As LG acknowledges the potential of smart homes to drastically improve the lives of users, it strives to build sophisticated machines that can perform everyday human tasks.
In a recent statement, LG announced that its appliances division is pushing hard to make its way into the robotics industry. The OEM wants to craft products that play nice with home appliances, such as washers, air-conditioning units and refrigerators.
The leader of LG's appliances arm, Jo Seung-jin, offers more details.
"We will prepare for the future by aggressively investing in smart home, robots and key components," Seung-jin says.
He goes on to say that his company will enhance the capabilities of the home appliances division. LG recently rolled out a new InstaView smart fridge with an embedded 29-inch Windows 10 tablet.
Recent progress in the wireless communications and artificial intelligence fields make it easy to build sophisticated systems that are intertwined with each other and the internet, opening up the way for performing more complex tasks than ever before.
A number of electronics companies saw the potential of developing interconnected devices for the Internet of Things, and did not hesitate to jump in the bandwagon.

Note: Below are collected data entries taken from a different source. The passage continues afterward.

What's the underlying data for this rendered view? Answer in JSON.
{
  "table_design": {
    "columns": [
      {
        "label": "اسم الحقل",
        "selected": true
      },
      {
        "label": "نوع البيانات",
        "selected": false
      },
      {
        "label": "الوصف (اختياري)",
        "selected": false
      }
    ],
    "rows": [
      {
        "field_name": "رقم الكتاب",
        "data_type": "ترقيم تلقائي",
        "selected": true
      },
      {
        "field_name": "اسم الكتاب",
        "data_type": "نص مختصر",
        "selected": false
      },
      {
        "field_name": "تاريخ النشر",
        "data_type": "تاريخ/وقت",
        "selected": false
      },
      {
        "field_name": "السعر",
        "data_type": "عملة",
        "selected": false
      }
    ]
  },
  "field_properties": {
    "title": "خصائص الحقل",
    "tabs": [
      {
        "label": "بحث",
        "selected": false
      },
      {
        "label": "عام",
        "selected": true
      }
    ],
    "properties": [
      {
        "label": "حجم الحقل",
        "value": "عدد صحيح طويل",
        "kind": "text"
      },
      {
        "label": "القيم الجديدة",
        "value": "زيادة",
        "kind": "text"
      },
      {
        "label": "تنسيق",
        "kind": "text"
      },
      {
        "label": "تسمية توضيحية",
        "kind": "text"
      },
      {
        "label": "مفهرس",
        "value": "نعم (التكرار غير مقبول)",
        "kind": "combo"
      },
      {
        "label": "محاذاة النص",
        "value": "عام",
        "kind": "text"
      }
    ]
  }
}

Companies are not the only ones that are recognizing the resource pool represented by robotics and AI-driven systems. Numerous developed countries are placing their bets on robotics in the hope that automated systems can assist in solving socioeconomic issues, such as an aging population or over-specialized workforce. One way in which robotics helps with these problems is by delivering machines that can replace humans as unskilled laborers, caretakers or cooks.
LG did not specify when or how its investment into robotics will pan out, but the company notes that it is looking into a number of options. Two areas in which LG seems mostly interested in are autonomous driving and artificial intelligence.
Albeit vague, the plans of electronics manufacturers to tap into robotics are in full swing. What seems certain is that LG and its rivals are approaching the field with a reality-focused intent rather than an experimental mindset.
What is more, LG's shift in strategy signals that the technology is zeroing in to reach mainstream appliances. Keep in mind that the transition from experimental to large-scale deployment of robotics can take years, so buckle up with a lot of patience.